In terms of size, pathways should be around 3-feet wide. If you think you may need wider paths, then you should make this adjustment during the planning stages of your garden design.
However, if you don't have the room to allow 3-feet for your pathways, then you can make them a little smaller, but be aware that paths that are too narrow can often be difficult to use, especially if you want to include flowers as a border. This is because the overgrowth of the flowers could make your path even more narrow.
Pathways can be made from a variety of different materials. If you're handy with laying stone and brick, then you might choose to go this route. A less expensive option would be to use wood chips or gravel.
Depending on the aesthetic you want to achieve, you could use a mixture of different paths. Sand and gravel together work well for a zen-style garden, you can even add strategically placed flat stones as stepping stones.
Although, if you're looking for the English countryside feel, then you may want to consider dark stone paths.
Whatever path style you choose, don't lose sight of the style of your garden, and your budget.
Once you've decided on the landscape of your garden and the hard landscaping elements, it's time to start thinking about the furniture you want to use.
Unfortunately, unlike inside furniture, there aren't as many choices to choose between when it comes to garden furniture. But that doesn't mean you don't have choices . . . and some good ones at that!
Maybe you want a bench in your garden, or on your patio.
Maybe wicker chairs with cushions. Or maybe wooden chairs
Whatever you choose, keep the theme and aesthetic of your garden in mind. A zen-style garden would be better suited to zen-style furniture.
Sometimes mixing and matching works well, and other times you want everything to look neat and tidy. Deciding whether you want to keep a solid, uniformed theme throughout, or a fusion of rustic porch vibes with an English countryside-themed garden feel is something that's best thought through before you start spending money.

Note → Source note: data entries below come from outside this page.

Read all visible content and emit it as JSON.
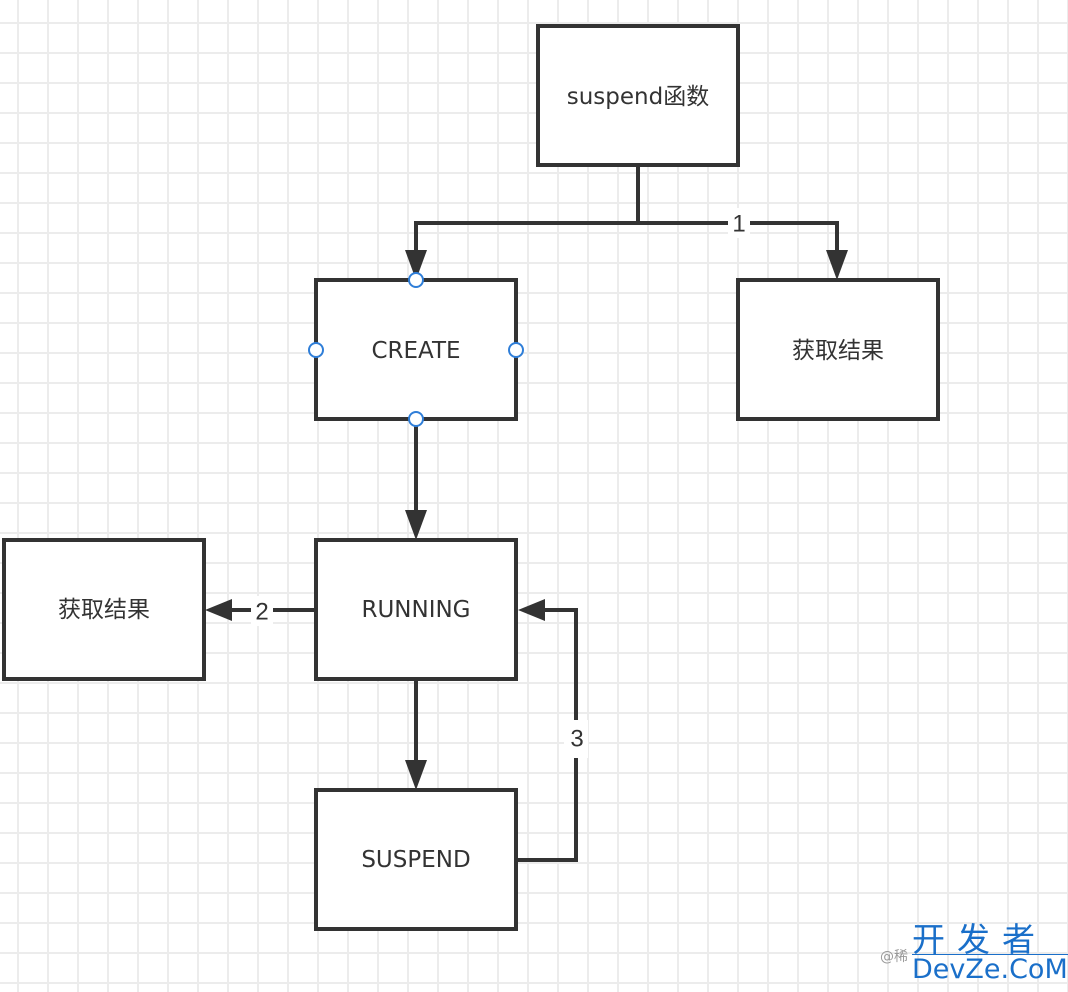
{
  "diagram": {
    "nodes": [
      {
        "id": "suspend-fn",
        "label": "suspend函数"
      },
      {
        "id": "create",
        "label": "CREATE"
      },
      {
        "id": "result-1",
        "label": "获取结果"
      },
      {
        "id": "running",
        "label": "RUNNING"
      },
      {
        "id": "result-2",
        "label": "获取结果"
      },
      {
        "id": "suspend",
        "label": "SUSPEND"
      }
    ],
    "edges": [
      {
        "from": "suspend-fn",
        "to": "create",
        "label": ""
      },
      {
        "from": "suspend-fn",
        "to": "result-1",
        "label": "1"
      },
      {
        "from": "create",
        "to": "running",
        "label": ""
      },
      {
        "from": "running",
        "to": "result-2",
        "label": "2"
      },
      {
        "from": "running",
        "to": "suspend",
        "label": ""
      },
      {
        "from": "suspend",
        "to": "running",
        "label": "3"
      }
    ],
    "selected_node": "create",
    "colors": {
      "stroke": "#333333",
      "handle": "#2f7ed8",
      "grid": "#ececec"
    }
  },
  "watermark": {
    "prefix": "@稀",
    "line1": "开发者",
    "line2": "DevZe.CoM"
  }
}
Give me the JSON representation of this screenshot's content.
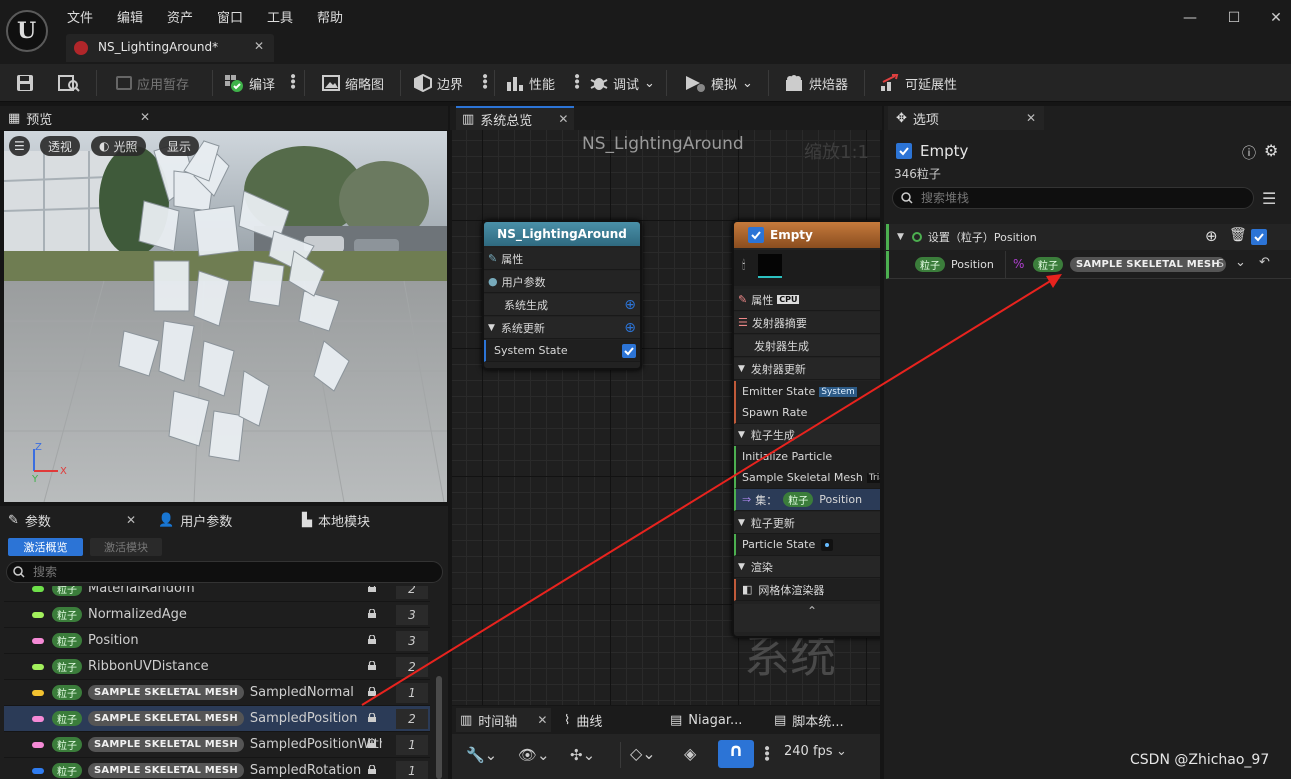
{
  "menu": [
    "文件",
    "编辑",
    "资产",
    "窗口",
    "工具",
    "帮助"
  ],
  "doc_tab": "NS_LightingAround*",
  "toolbar": {
    "apply_label": "应用暂存",
    "compile_label": "编译",
    "thumbnail_label": "缩略图",
    "bounds_label": "边界",
    "perf_label": "性能",
    "debug_label": "调试",
    "simulate_label": "模拟",
    "baker_label": "烘焙器",
    "scalability_label": "可延展性"
  },
  "preview": {
    "tab": "预览",
    "perspective": "透视",
    "lighting": "光照",
    "show": "显示",
    "axis_z": "Z",
    "axis_x": "X",
    "axis_y": "Y"
  },
  "params": {
    "tabs": [
      "参数",
      "用户参数",
      "本地模块"
    ],
    "filter_active": "激活概览",
    "filter_modules": "激活模块",
    "search_placeholder": "搜索",
    "rows": [
      {
        "color": "#6ee04a",
        "ns": "粒子",
        "mesh": "",
        "name": "MaterialRandom",
        "count": "2"
      },
      {
        "color": "#a3f05c",
        "ns": "粒子",
        "mesh": "",
        "name": "NormalizedAge",
        "count": "3"
      },
      {
        "color": "#f58ad6",
        "ns": "粒子",
        "mesh": "",
        "name": "Position",
        "count": "3"
      },
      {
        "color": "#a3f05c",
        "ns": "粒子",
        "mesh": "",
        "name": "RibbonUVDistance",
        "count": "2"
      },
      {
        "color": "#f2c230",
        "ns": "粒子",
        "mesh": "SAMPLE SKELETAL MESH",
        "name": "SampledNormal",
        "count": "1"
      },
      {
        "color": "#f58ad6",
        "ns": "粒子",
        "mesh": "SAMPLE SKELETAL MESH",
        "name": "SampledPosition",
        "count": "2"
      },
      {
        "color": "#f58ad6",
        "ns": "粒子",
        "mesh": "SAMPLE SKELETAL MESH",
        "name": "SampledPositionWitho",
        "count": "1"
      },
      {
        "color": "#2f7cf0",
        "ns": "粒子",
        "mesh": "SAMPLE SKELETAL MESH",
        "name": "SampledRotation",
        "count": "1"
      }
    ]
  },
  "graph": {
    "tab": "系统总览",
    "title": "NS_LightingAround",
    "zoom": "缩放1:1",
    "watermark": "系统",
    "system_node": {
      "title": "NS_LightingAround",
      "rows": [
        "属性",
        "用户参数",
        "系统生成",
        "系统更新",
        "System State"
      ]
    },
    "emitter_node": {
      "title": "Empty",
      "cpu": "CPU",
      "properties": "属性",
      "summary": "发射器摘要",
      "emitter_spawn": "发射器生成",
      "emitter_update": "发射器更新",
      "emitter_state": "Emitter State",
      "system_badge": "System",
      "spawn_rate": "Spawn Rate",
      "particle_spawn": "粒子生成",
      "init_particle": "Initialize Particle",
      "sample_mesh": "Sample Skeletal Mesh",
      "sample_mesh_suffix": "Trian",
      "set_label": "集：",
      "set_ns": "粒子",
      "set_name": "Position",
      "particle_update": "粒子更新",
      "particle_state": "Particle State",
      "render": "渲染",
      "mesh_renderer": "网格体渲染器"
    }
  },
  "bottom_tabs": [
    "时间轴",
    "曲线",
    "Niagar...",
    "脚本统..."
  ],
  "fps": "240 fps",
  "selection": {
    "tab": "选项",
    "emitter": "Empty",
    "count": "346粒子",
    "search_placeholder": "搜索堆栈",
    "module_title": "设置（粒子）Position",
    "param_ns": "粒子",
    "param_name": "Position",
    "link_ns": "粒子",
    "link_mesh": "SAMPLE SKELETAL MESH",
    "link_suffix": "S"
  },
  "watermark_text": "CSDN @Zhichao_97",
  "colors": {
    "accent": "#2c74d6",
    "arrow": "#e8231e",
    "particle_pill": "#3b7d3b"
  }
}
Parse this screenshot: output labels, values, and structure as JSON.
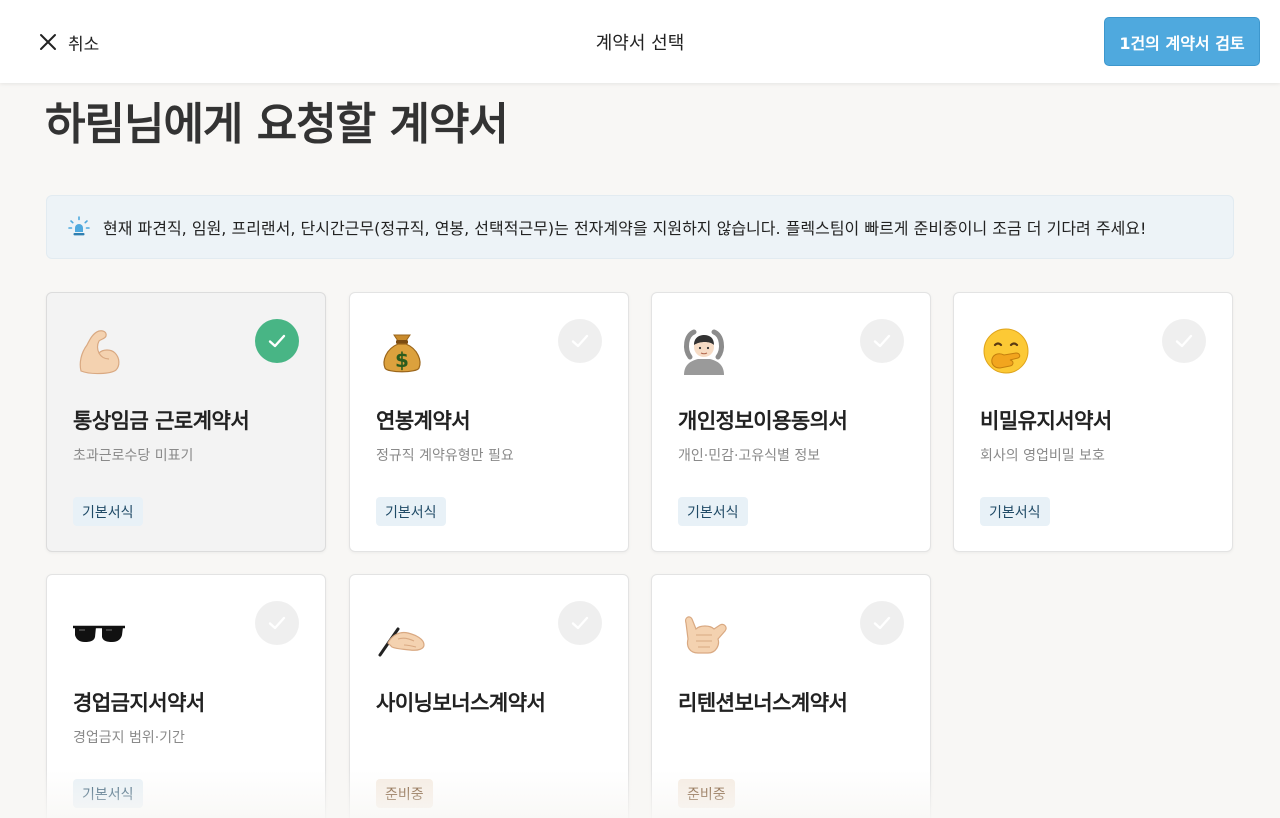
{
  "header": {
    "cancel_label": "취소",
    "title": "계약서 선택",
    "review_button_label": "1건의 계약서 검토"
  },
  "page": {
    "heading": "하림님에게 요청할 계약서",
    "notice": "현재 파견직, 임원, 프리랜서, 단시간근무(정규직, 연봉, 선택적근무)는 전자계약을 지원하지 않습니다. 플렉스팀이 빠르게 준비중이니 조금 더 기다려 주세요!"
  },
  "colors": {
    "accent": "#4fa9de",
    "selected_check": "#48b585",
    "badge_basic_bg": "#e8f1f7",
    "badge_prep_bg": "#f6ece2"
  },
  "contracts": [
    {
      "icon": "flexed-biceps-icon",
      "name": "통상임금 근로계약서",
      "sub": "초과근로수당 미표기",
      "badge": "기본서식",
      "selected": true
    },
    {
      "icon": "money-bag-icon",
      "name": "연봉계약서",
      "sub": "정규직 계약유형만 필요",
      "badge": "기본서식",
      "selected": false
    },
    {
      "icon": "person-ok-gesture-icon",
      "name": "개인정보이용동의서",
      "sub": "개인·민감·고유식별 정보",
      "badge": "기본서식",
      "selected": false
    },
    {
      "icon": "hand-over-mouth-icon",
      "name": "비밀유지서약서",
      "sub": "회사의 영업비밀 보호",
      "badge": "기본서식",
      "selected": false
    },
    {
      "icon": "sunglasses-icon",
      "name": "경업금지서약서",
      "sub": "경업금지 범위·기간",
      "badge": "기본서식",
      "selected": false
    },
    {
      "icon": "writing-hand-icon",
      "name": "사이닝보너스계약서",
      "sub": "",
      "badge": "준비중",
      "selected": false
    },
    {
      "icon": "call-me-hand-icon",
      "name": "리텐션보너스계약서",
      "sub": "",
      "badge": "준비중",
      "selected": false
    }
  ]
}
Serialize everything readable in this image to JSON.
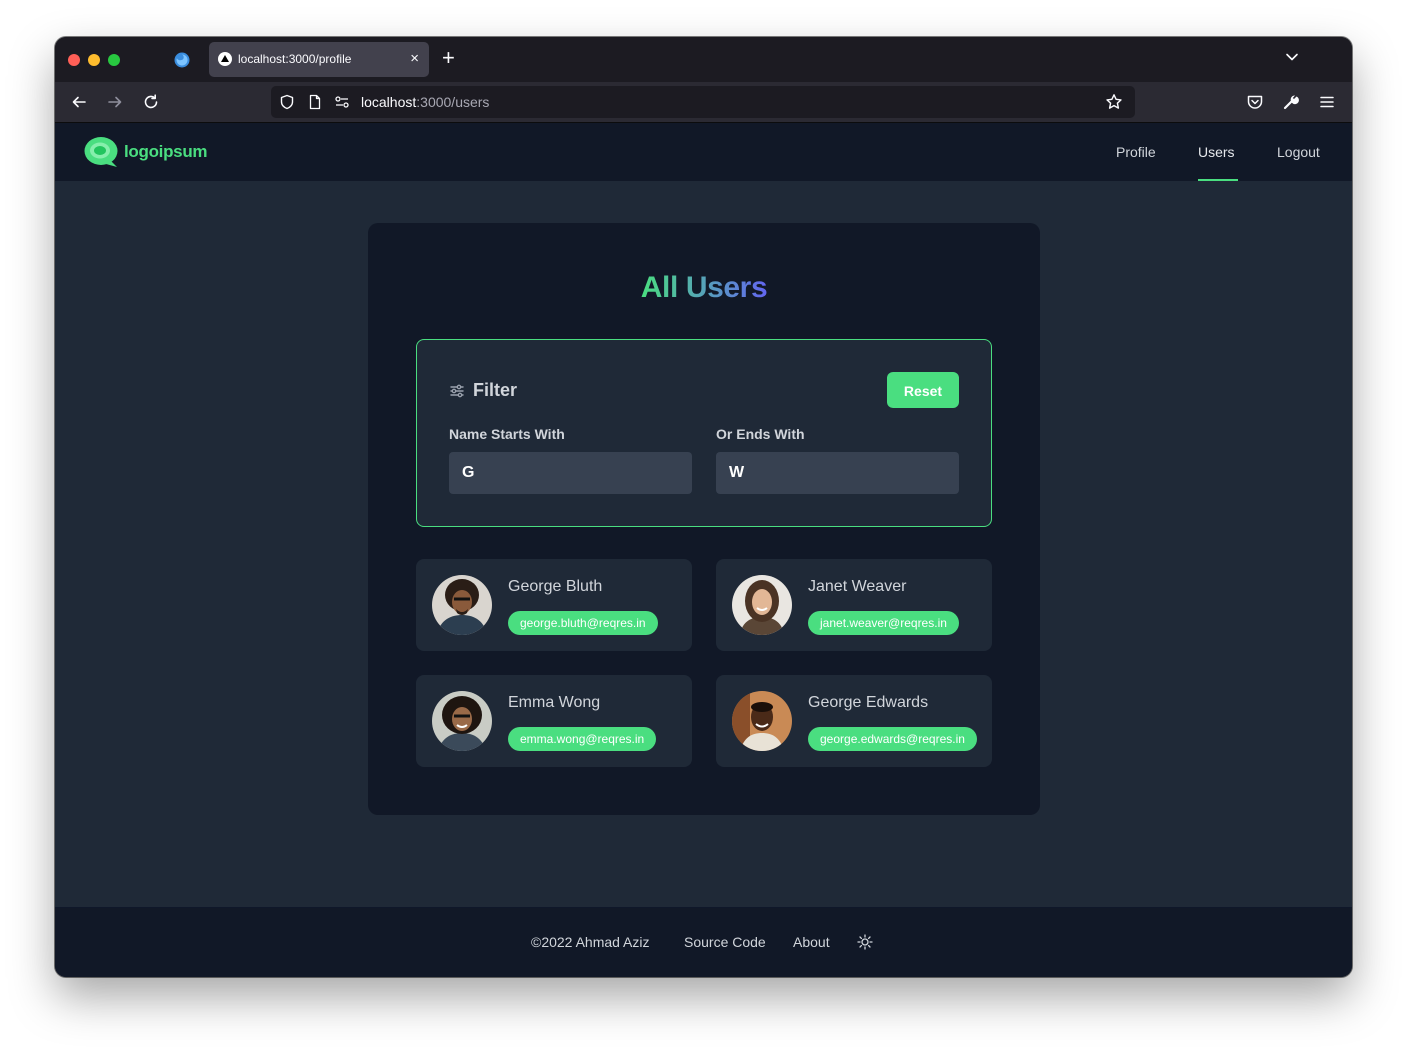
{
  "browser": {
    "tab_title": "localhost:3000/profile",
    "tab_close": "×",
    "new_tab": "+",
    "url_host": "localhost",
    "url_path": ":3000/users"
  },
  "site": {
    "logo_text": "logoipsum",
    "nav": {
      "profile": "Profile",
      "users": "Users",
      "logout": "Logout"
    }
  },
  "main": {
    "title": "All Users",
    "filter": {
      "title": "Filter",
      "reset_label": "Reset",
      "starts_label": "Name Starts With",
      "starts_value": "G",
      "ends_label": "Or Ends With",
      "ends_value": "W"
    },
    "users": [
      {
        "name": "George Bluth",
        "email": "george.bluth@reqres.in"
      },
      {
        "name": "Janet Weaver",
        "email": "janet.weaver@reqres.in"
      },
      {
        "name": "Emma Wong",
        "email": "emma.wong@reqres.in"
      },
      {
        "name": "George Edwards",
        "email": "george.edwards@reqres.in"
      }
    ]
  },
  "footer": {
    "copyright": "©2022 Ahmad Aziz",
    "source": "Source Code",
    "about": "About",
    "theme_icon": "sun-icon"
  },
  "colors": {
    "accent": "#4ade80",
    "gradient_end": "#6366f1",
    "page_bg": "#1f2937",
    "card_bg": "#111827"
  }
}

Bottom line, the most important thing is that you're happy, and that your garden is a place where you want to spend time. Your furniture will play a big part in that role, so be sure that whatever you choose, that it brings you joy!
After determining the style of furniture you want, you need to decide how it'll be used. If you plan on having a lot of family and friend BBQ get-togethers, then having plenty of tables and chairs will be necessary.
If you only anticipate entertaining your immediate family in your new garden, then you may only need enough chairs to match the number of family members. Although, you may want to add in a bench or two in case you have a few extra people.
Are you the kind of person that likes to change things up every year or two? If so, you may want to purchase new garden furniture every couple of years. In this case, how the furniture wears isn't too critical.
However, if you want to invest in sturdy furniture that'll last for years, then choose furniture that's resistant to water, pollution, and rust.
Wooden furniture is a great choice for whatever climate you live in since you won't need to worry about bringing it inside if it begins to rain. Another popular option is iron garden furniture. It can give your garden a regal look and feel, and it matches well with English countryside and Victorian garden designs.
As you can see, decorating your garden requires careful planning. But it also yields results that will most definitely improve your mental and physical well being.
There's just something special about having a relaxing garden to sit in after a long, hard day at work. It's a wonderful way to unwind and leave the stress behind. Not to mention puttering around on a Sunday afternoon while tending to your vegetables and flowers.
The garden you build will evolve through the years, and how you envision it today will develop into something far better than you could have ever dreamed.